Just listening is rare in Washington, but Xavier would listen and then get to work and get things done.
Xavier Becerra is a son of Mexican immigrants whose father made a living building and building roads. He knows how important it is for all families to have access to quality health care. He earned two Stanford degrees since childhood in a one-bedroom home and was one of the first members of Congress to endorse the Family and Medical Leave Act. He represented one of the most diverse counties in the House of Representatives – a part of Los Angeles with voters who spoke more than two hundred languages - and fought to narrow the gaps and improve health outcomes for people in color communities. At home in California, he met seniors who, even with Medicare’s help, were struggling to pay their bills. In Washington, he helped pass laws to give them additional support.
As we worked to pass the Affordable Care Act, Xavier offered the kind of shrewd, steadfast leadership that the noise of overheated debate often lacked. He listened to the facts, looked for similarities, and stood up for the children, families, and seniors who needed help. He understood the details of the legislation and the difference it would make in people’s lives. And he wasn’t just fighting to create the Affordable Care Act. As California’s attorney general, Xavier Becerra led the country’s attorneys general in the fight to protect and defend the law and its life-saving access to health insurance and protection for Americans with pre-existing conditions.

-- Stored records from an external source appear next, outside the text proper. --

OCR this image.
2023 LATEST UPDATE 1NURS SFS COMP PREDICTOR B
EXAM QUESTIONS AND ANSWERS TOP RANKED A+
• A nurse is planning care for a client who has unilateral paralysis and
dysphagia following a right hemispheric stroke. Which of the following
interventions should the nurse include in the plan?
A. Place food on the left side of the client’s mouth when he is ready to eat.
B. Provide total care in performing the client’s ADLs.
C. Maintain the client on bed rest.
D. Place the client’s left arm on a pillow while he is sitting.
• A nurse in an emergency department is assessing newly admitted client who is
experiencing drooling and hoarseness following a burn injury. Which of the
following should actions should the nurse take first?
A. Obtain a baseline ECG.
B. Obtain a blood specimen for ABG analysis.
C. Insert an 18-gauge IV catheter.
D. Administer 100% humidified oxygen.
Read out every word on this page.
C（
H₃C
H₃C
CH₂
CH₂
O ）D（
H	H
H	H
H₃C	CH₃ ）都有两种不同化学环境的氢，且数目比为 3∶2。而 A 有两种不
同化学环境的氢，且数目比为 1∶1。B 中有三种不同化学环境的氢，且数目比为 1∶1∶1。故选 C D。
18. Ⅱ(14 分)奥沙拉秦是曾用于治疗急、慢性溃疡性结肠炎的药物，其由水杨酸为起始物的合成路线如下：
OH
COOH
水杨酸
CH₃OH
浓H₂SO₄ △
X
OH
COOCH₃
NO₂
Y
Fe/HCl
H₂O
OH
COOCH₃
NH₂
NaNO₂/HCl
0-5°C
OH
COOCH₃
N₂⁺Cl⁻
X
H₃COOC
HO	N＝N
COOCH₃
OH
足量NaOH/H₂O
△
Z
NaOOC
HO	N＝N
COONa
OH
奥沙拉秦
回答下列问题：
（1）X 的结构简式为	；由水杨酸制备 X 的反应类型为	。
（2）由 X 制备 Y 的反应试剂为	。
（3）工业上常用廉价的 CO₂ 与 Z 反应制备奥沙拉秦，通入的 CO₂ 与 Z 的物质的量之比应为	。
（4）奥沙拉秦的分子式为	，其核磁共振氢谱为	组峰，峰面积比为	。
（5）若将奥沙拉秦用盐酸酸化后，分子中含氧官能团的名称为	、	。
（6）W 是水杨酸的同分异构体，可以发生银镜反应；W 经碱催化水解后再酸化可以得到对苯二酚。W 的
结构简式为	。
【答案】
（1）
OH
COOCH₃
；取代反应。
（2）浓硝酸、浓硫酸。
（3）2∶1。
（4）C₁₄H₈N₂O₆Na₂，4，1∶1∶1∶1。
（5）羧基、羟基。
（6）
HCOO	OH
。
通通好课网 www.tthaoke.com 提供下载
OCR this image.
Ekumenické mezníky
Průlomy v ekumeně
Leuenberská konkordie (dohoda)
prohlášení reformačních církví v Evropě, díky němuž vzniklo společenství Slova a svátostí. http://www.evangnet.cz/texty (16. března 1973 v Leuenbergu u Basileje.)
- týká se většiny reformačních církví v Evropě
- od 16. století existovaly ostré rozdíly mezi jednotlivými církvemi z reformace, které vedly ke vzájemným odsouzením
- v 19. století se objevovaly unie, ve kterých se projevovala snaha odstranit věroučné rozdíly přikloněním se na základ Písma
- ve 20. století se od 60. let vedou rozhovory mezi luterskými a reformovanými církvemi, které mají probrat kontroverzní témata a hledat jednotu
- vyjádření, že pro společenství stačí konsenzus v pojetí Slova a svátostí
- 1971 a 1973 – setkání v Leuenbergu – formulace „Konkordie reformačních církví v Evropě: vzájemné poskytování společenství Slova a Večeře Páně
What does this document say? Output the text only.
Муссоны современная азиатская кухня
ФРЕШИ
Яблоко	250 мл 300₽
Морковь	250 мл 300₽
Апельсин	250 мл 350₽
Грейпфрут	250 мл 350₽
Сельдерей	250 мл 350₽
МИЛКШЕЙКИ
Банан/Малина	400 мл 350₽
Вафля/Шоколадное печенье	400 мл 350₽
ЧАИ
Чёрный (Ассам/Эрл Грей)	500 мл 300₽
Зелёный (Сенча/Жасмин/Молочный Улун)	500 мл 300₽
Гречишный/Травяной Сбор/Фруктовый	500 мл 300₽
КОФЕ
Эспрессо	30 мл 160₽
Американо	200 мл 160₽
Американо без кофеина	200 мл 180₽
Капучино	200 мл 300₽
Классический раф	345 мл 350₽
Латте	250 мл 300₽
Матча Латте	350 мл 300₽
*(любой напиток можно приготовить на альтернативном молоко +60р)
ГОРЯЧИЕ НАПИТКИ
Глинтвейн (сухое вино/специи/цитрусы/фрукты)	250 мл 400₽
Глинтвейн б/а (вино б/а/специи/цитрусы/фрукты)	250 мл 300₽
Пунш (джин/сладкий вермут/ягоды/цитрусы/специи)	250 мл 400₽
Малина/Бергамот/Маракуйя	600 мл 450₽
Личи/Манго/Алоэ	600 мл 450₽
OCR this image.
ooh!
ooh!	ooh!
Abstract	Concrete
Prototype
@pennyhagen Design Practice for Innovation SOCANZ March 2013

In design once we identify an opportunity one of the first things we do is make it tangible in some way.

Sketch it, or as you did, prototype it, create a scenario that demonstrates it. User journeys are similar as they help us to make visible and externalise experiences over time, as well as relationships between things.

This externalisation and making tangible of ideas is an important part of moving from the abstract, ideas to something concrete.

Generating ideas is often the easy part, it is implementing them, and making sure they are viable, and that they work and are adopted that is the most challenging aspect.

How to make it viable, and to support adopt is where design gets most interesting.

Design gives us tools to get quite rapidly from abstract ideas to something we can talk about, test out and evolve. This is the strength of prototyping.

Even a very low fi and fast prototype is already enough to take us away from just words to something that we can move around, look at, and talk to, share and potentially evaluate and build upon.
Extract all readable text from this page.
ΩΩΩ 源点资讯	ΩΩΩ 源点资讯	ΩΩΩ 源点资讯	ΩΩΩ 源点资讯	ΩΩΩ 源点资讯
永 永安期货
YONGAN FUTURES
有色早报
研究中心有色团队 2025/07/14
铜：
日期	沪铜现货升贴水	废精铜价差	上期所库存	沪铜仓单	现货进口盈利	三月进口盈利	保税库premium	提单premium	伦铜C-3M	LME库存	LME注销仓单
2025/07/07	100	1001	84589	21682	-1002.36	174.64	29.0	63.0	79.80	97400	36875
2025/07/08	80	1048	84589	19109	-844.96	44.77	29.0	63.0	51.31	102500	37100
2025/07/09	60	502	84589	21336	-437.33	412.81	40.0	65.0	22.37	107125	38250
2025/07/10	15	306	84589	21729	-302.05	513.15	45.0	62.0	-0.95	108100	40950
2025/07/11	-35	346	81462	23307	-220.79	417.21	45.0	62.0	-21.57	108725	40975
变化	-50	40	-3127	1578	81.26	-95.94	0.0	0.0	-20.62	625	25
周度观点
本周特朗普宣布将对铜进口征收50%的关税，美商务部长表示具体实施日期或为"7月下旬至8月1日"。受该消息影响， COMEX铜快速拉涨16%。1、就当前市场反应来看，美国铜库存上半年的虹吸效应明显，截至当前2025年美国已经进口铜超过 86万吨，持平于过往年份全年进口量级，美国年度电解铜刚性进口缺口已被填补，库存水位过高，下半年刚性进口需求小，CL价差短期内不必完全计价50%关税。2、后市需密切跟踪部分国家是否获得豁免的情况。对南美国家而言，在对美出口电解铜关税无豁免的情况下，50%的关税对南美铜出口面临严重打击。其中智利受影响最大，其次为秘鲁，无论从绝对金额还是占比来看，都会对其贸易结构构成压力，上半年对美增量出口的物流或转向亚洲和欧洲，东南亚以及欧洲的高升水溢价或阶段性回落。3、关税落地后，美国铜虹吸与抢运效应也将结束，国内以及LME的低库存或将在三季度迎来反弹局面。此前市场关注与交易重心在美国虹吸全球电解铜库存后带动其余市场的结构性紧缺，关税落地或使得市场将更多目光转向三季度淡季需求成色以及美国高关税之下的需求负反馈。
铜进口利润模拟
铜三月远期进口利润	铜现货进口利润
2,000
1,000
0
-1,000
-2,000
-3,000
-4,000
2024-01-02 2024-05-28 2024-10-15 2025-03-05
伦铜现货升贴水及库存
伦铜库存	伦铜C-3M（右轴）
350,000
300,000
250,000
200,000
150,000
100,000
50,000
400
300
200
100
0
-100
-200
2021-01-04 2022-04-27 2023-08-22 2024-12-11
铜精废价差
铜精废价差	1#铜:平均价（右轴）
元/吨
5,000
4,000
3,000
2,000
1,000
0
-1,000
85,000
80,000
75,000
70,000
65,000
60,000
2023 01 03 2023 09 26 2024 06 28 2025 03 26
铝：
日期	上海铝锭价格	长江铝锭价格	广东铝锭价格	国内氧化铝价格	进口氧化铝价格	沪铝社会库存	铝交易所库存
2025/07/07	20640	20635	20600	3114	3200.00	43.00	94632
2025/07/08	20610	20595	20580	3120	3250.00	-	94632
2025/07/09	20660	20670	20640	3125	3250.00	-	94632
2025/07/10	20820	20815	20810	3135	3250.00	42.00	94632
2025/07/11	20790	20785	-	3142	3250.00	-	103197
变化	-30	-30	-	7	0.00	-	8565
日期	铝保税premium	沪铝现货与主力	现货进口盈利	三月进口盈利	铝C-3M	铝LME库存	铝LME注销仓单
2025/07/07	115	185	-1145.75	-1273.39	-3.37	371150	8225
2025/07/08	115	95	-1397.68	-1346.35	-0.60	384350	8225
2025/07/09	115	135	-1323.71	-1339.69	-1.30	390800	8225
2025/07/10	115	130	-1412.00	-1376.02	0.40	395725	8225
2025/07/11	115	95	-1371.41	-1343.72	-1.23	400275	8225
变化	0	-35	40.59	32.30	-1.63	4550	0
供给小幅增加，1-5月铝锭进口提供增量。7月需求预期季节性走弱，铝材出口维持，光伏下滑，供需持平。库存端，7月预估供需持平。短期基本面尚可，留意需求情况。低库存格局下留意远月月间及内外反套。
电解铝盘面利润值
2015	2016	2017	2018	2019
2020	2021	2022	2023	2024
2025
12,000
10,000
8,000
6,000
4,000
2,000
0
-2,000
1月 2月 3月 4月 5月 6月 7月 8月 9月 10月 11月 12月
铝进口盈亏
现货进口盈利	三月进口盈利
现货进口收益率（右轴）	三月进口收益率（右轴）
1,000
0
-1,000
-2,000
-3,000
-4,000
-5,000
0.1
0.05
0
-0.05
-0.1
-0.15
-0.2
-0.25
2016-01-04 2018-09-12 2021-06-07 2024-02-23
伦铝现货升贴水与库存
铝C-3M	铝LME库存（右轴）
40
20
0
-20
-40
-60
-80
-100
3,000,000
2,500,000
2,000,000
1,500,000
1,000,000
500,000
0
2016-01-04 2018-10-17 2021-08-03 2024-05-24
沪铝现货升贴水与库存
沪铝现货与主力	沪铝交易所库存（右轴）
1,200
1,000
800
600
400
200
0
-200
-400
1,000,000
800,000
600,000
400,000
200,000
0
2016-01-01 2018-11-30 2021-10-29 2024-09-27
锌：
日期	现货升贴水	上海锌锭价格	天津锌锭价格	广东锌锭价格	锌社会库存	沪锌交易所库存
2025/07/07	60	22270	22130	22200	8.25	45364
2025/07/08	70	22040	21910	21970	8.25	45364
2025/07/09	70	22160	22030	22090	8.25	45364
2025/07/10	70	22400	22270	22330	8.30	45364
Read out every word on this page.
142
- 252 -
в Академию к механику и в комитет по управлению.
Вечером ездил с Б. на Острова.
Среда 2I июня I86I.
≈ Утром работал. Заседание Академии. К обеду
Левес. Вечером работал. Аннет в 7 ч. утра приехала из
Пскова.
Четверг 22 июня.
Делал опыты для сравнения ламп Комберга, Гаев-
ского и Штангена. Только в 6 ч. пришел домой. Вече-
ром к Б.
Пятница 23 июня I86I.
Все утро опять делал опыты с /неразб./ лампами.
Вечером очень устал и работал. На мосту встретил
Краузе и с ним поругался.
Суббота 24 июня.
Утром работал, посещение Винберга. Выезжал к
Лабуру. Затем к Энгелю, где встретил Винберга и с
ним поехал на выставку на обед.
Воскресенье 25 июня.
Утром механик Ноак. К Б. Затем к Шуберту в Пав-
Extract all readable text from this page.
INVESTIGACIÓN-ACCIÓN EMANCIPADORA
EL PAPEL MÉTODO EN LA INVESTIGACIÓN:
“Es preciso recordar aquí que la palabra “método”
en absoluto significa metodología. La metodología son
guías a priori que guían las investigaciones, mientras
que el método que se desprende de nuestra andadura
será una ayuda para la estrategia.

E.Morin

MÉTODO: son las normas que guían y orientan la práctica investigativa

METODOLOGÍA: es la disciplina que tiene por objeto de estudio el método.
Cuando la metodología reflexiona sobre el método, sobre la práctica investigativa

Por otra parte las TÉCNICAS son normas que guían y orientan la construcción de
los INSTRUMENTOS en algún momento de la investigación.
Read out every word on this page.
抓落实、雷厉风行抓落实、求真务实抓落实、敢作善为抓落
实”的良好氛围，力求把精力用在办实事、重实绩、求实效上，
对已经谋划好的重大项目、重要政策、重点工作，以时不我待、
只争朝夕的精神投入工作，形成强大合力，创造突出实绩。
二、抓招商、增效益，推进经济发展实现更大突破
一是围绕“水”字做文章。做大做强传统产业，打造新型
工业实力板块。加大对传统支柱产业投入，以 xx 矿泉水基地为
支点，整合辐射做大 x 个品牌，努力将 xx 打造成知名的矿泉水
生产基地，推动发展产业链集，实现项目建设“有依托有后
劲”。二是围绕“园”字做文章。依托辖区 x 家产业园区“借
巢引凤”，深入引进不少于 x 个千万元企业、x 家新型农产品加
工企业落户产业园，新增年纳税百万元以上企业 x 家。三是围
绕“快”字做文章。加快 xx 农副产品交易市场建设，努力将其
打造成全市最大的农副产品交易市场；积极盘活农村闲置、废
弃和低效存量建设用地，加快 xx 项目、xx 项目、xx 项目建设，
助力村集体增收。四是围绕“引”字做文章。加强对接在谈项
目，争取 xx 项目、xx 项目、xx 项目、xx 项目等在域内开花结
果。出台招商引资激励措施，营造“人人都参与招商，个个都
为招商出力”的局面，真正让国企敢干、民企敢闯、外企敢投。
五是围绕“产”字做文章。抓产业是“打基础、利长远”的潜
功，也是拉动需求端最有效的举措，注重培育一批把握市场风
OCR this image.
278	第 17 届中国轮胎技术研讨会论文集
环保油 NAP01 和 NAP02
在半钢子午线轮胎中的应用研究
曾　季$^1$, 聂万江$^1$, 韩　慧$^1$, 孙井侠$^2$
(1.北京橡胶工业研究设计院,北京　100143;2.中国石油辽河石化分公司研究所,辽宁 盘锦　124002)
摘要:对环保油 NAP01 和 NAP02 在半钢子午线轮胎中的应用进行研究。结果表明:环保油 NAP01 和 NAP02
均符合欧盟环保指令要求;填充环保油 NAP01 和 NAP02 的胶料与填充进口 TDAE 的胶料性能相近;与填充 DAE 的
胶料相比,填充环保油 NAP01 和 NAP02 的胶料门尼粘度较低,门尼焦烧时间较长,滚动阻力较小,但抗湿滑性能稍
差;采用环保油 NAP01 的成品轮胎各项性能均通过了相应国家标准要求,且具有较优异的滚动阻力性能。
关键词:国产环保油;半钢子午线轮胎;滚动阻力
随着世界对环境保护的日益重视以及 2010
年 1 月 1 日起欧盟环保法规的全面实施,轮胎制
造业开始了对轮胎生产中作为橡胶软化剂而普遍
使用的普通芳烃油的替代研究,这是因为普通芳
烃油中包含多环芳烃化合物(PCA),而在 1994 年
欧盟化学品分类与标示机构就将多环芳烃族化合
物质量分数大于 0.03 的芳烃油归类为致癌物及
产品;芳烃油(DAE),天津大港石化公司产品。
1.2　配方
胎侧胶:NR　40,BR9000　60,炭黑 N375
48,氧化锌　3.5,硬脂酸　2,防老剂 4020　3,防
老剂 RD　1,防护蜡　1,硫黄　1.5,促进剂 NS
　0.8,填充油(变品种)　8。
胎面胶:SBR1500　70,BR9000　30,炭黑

The COVID crisis is almost unimaginably complex. The Department of Health and Human Services needs a leader who can understand these complexities and the stakes for all Americans. However, it is just as important that the department be headed by someone who can speak clearly to the American people. One to count on to tell us what we know about the virus, what we don’t know, and what we can all do together to defeat it and protect public health. Xavier Becerra is that leader. We need him today – delay could cost us more lives. The Senate should now approve it.
DeParle was director of the Health Care Finance Administration, now the Centers for Medicare and Medicaid Services, during the Clinton administration, and director of the White House Office of Health Reform during the Obama administration.